Li
Wenliang trabalhava no Hospital Central de Wuhan e avisou colegas
Por RTP – Emissora pública de televisão de
Portugal Lisboa
As
autoridades chinesas vão abrir um inquérito sobre o caso do médico de Wuhan
repreendido pela polícia, depois de ter feito um alerta sobre o novo
coronavírus, em dezembro do ano passado. Li Wenliang morreu ontem (6) vítima do vírus para o qual
alertou os colegas de profissão, em um grupo online. Nas redes sociais o médico é
considerado um herói.
O órgão do Partido Comunista
Chinês encarregado de combater a corrupção anunciou, em comunicado, que vai
enviar uma equipe a Wuhan “para realizar um inquérito exaustivo sobres as
circunstâncias relativas ao caso do médico Li Wenliang”. O médico, de 34 anos,
foi contagiado por um doente infectado com coronavírus e morreu em um hospital
de Wuhan.
Histórico
Em dezembro, quando começou o
surto na cidade de 11 milhões de habitantes, o médico oftalmologista enviou uma
mensagem eletrônica aos colegas em que alertava para o surgimento de um
coronavírus em Wuhan. Li Wenliang foi “infelizmente contaminado durante o combate
à epidemia de pneumonia do novo coronavírus”, afirmou o hospital central
de Wuhan, em sua conta na rede social Facebook.
O alerta à comunidade médica de
Wuhan, centro do surto do coronavírus, rendeu a Wenliang uma repreensão pela
polícia, que o obrigou a assinar um documento no qual denunciava o aviso como
um boato “infundado e ilegal”.
Em 30 de dezembro, Wenliang foi
convocado, juntamente com outras sete pessoas, pela polícia local que o
repreendeu por espalhar rumores.
Quando o médico avisou os colegas,
o novo coronavírus não tinha ainda sido identificado, mas ele detectou
semelhanças com a pneumonia atípica, ou Síndrome Respiratória Aguda Grave
(Sars), um coronavírus que abalou a China há quase duas décadas.
Em
entrevista à revista chinesa Caixin pouco tempo antes de morrer, Li
defendeu maior liberdade de expressão no país. “Acho que uma sociedade
saudável não devia ter apenas uma voz”, apontou.
Em 20 de janeiro, dias antes de a
China relatar os primeiros casos fora de Wuhan, a Tailândia e o Japão já tinham
registrado infeções.

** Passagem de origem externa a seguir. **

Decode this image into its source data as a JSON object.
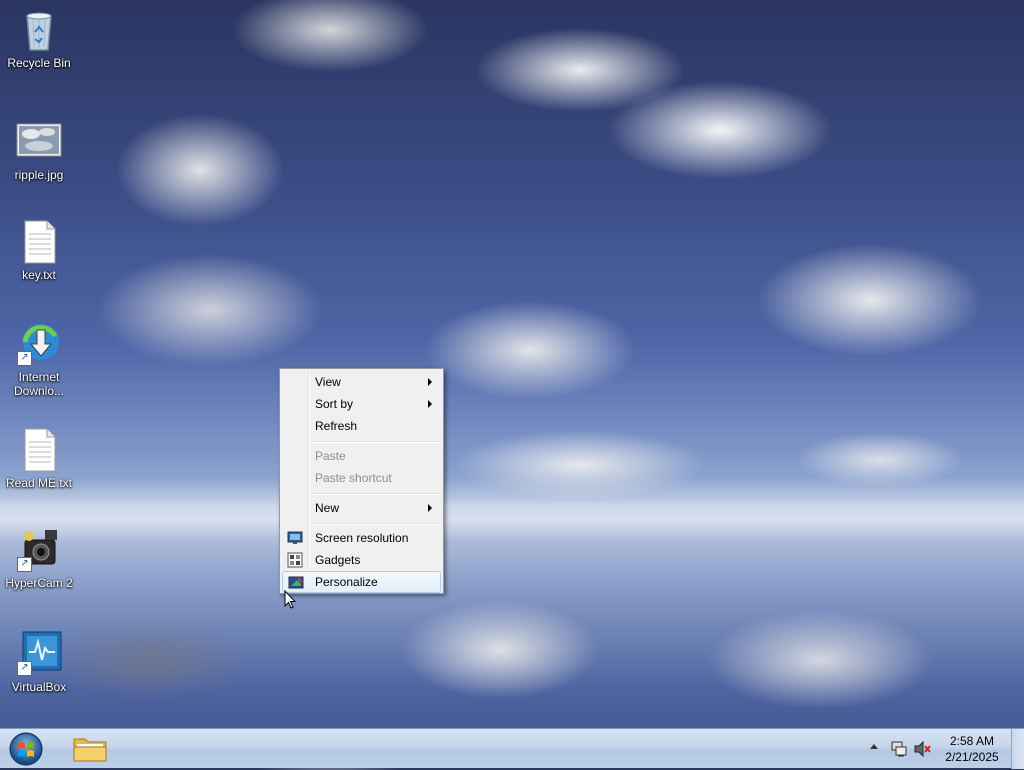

Nas redes sociais chinesas, internautas comentaram que o
vírus era “patriótico”, pois parecia só afetar estrangeiros.
O presidente da câmara de Wuhan,
Zhou Xianwang, sugeriu que a divulgação tardia do surto se deveu à crescente
centralização do poder na China. “Espero que entendam porque é que não
houve divulgação mais cedo”, disse.
“Após ter sido informado
sobre o vírus, precisava de autorização antes de tornar a informação
pública”, completou.
A morte do oftalmologista também
expõe um aspecto preocupante sobre o surto que não é detalhado nas
estatísticas: o número de funcionários de saúde infectados pelo vírus. No
início, um especialista chinês em doenças infeciosas indicou que um único
paciente tinha infectado 14 funcionários num hospital em Wuhan.
Liberdade de Expressão
Wenliang, cuja mulher está
grávida do segundo filho do casal, era um oftalmologista desconhecido, mas
tornou-se, nas últimas semanas, num ícone para muitos chineses, à medida que o
surto do coronavírus se alastra por toda a China, paralisando o país.
A morte de Li Wenliang
desencadeou uma onda de críticas nas redes sociais chinesas que o consideram um
herói. Com o hashtag #woyaoyanlunziyou (eu quero liberdade de expressão) a tornar-se
viral. O número de mortos provocados pelo novo coronavírus subiu para 636, com
31.161 pessoas infectadas. Desde o último balanço, na quinta-feira,
registaram-se mais 73 mortes e 3.143 casos de infeção no surto que começou na
cidade de Wuhan, na província central de Hubei.
“O reacionário é quem mais
teme a liberdade de expressão”, escreveu no Weibo um internauta, citando o
fundador da República Popular da China, Mao Zedong. “Ele recorre a todos
os tipos de métodos sujos e baixos para tapar os olhos, os ouvidos e a boca do
povo”, acrescentou.
Já o
jornal oficial do Partido Comunista Global Times lamentou a morte do médico, mas
instou a população a apoiar a luta do governo contra a epidemia. “O fato
de Li Wenliang não ter escapado com vida mostra o quão árdua e complexa é esta
batalha”, diz o editorial do Global Times. “Neste momento crítico,
devemos mantermo-nos unidos”, sublinhou. (Fonte: Agencia Brasil).